Pulse: Chatter: Behind the Scenes

An homage upon an homage at the Art Museum

By all accounts, the Cézanne and Beyond exhibit that opens February 26th at the Philadelphia Museum of Art will be big — not only because it’s a Philly exclusive sure to fetch coveted tourism dollars and one that draws on collections from Malibu to Tokyo, but because it will be the first star-wattage show since the sudden death of the Museum’s director, Anne d’Harnoncourt, in June.
 
During d’Harnoncourt’s 26-year tenure, the Museum gained a reputation for VIP exhibits of smashing success, including a lauded Cézanne retrospective in 1995-’96. That show and the new exhibit were both organized by Museum curator Joseph J. Rishel — who also happened to be d’Harnoncourt’s husband. They were married for 37 years.  
 
“Anne’s real heart was linking the past and the present,” says Rishel. “And this exhibit is totally the progeny of the 1996 show. In the making of that event, we saw that art can never be the same again after Cézanne.” Alongside more than 60 works by the French master are important pieces by artists he inspired.
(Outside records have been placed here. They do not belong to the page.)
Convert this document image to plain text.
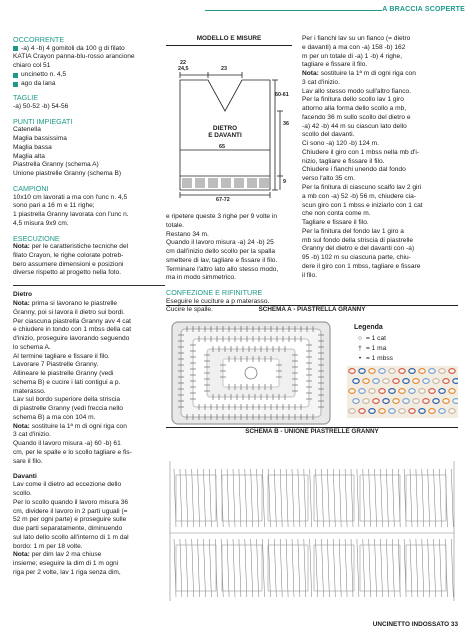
A BRACCIA SCOPERTE
OCCORRENTE
-a) 4 -b) 4 gomitoli da 100 g di filato
KATIA Crayon panna-blu-rosso arancione
chiaro col 51
uncinetto n. 4,5
ago da lana
TAGLIE
-a) 50-52 -b) 54-56
PUNTI IMPIEGATI
Catenella
Maglia bassissima
Maglia bassa
Maglia alta
Piastrella Granny (schema A)
Unione piastrelle Granny (schema B)
CAMPIONI
10x10 cm lavorati a ma con l'unc n. 4,5
sono pari a 16 m e 11 righe;
1 piastrella Granny lavorata con l'unc n.
4,5 misura 9x9 cm.
ESECUZIONE
Nota: per le caratteristiche tecniche del
filato Crayon, le righe colorate potreb-
bero assumere dimensioni e posizioni
diverse rispetto al progetto nella foto.
Dietro
Nota: prima si lavorano le piastrelle
Granny, poi si lavora il dietro sui bordi.
Per ciascuna piastrella Granny avv 4 cat
e chiudere in tondo con 1 mbss della cat
d'inizio, proseguire lavorando seguendo
lo schema A.
Al termine tagliare e fissare il filo.
Lavorare 7 Piastrelle Granny.
Allineare le piastrelle Granny (vedi
schema B) e cucire i lati contigui a p.
materasso.
Lav sul bordo superiore della striscia
di piastrelle Granny (vedi freccia nello
schema B) a ma con 104 m.
Nota: sostituire la 1ª m di ogni riga con
3 cat d'inizio.
Quando il lavoro misura -a) 60 -b) 61
cm, per le spalle e lo scollo tagliare e fis-
sare il filo.
Davanti
Lav come il dietro ad eccezione dello
scollo.
Per lo scollo quando il lavoro misura 36
cm, dividere il lavoro in 2 parti uguali (=
52 m per ogni parte) e proseguire sulle
due parti separatamente, diminuendo
sul lato dello scollo all'interno di 1 m dal
bordo: 1 m per 18 volte.
Nota: per dim lav 2 ma chiuse
insieme; eseguire la dim di 1 m ogni
riga per 2 volte, lav 1 riga senza dim,
MODELLO E MISURE
22
24,5	23
60-61
36
9
65
67-72
DIETRO
E DAVANTI
e ripetere queste 3 righe per 9 volte in
totale.
Restano 34 m.
Quando il lavoro misura -a) 24 -b) 25
cm dall'inizio dello scollo per la spalla
smettere di lav, tagliare e fissare il filo.
Terminare l'altro lato allo stesso modo,
ma in modo simmetrico.
CONFEZIONE E RIFINITURE
Eseguire le cuciture a p materasso.
Cucire le spalle.
Per i fianchi lav su un fianco (= dietro
e davanti) a ma con -a) 158 -b) 162
m per un totale di -a) 1 -b) 4 righe,
tagliare e fissare il filo.
Nota: sostituire la 1ª m di ogni riga con
3 cat d'inizio.
Lav allo stesso modo sull'altro fianco.
Per la finitura dello scollo lav 1 giro
attorno alla forma dello scollo a mb,
facendo 36 m sullo scollo del dietro e
-a) 42 -b) 44 m su ciascun lato dello
scollo del davanti.
Ci sono -a) 120 -b) 124 m.
Chiudere il giro con 1 mbss nella mb d'i-
nizio, tagliare e fissare il filo.
Chiudere i fianchi unendo dal fondo
verso l'alto 35 cm.
Per la finitura di ciascuno scalfo lav 2 giri
a mb con -a) 52 -b) 56 m, chiudere cia-
scun giro con 1 mbss e iniziarlo con 1 cat
che non conta come m.
Tagliare e fissare il filo.
Per la finitura del fondo lav 1 giro a
mb sul fondo della striscia di piastrelle
Granny del dietro e del davanti con -a)
95 -b) 102 m su ciascuna parte, chiu-
dere il giro con 1 mbss, tagliare e fissare
il filo.
SCHEMA A - PIASTRELLA GRANNY
Legenda
○ = 1 cat
† = 1 ma
• = 1 mbss
SCHEMA B - UNIONE PIASTRELLE GRANNY
UNCINETTO INDOSSATO 33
That the theme of artistic legacy echoes d’Harnoncourt’s own influence on the city wasn’t lost on Museum staffers, who dedicated the exhibit’s catalog to the late director: “Over the past several months … so many staff members have turned their grief into the affirmative work of bringing Cézanne and Beyond to a broad public.”
 
That public is expected to include visitors from around the world who’ll come to see the exhibit’s glamorous extras: an eight-foot-tall Matisse on loan from Paris; two Cézannes from the Hermitage in Moscow (including The Smoker); Steve Wynn’s La Rêve by Picasso. The sweet underpinnings of an homage to d’Harnoncourt is the extra that only Philly’s art lovers will be able to see.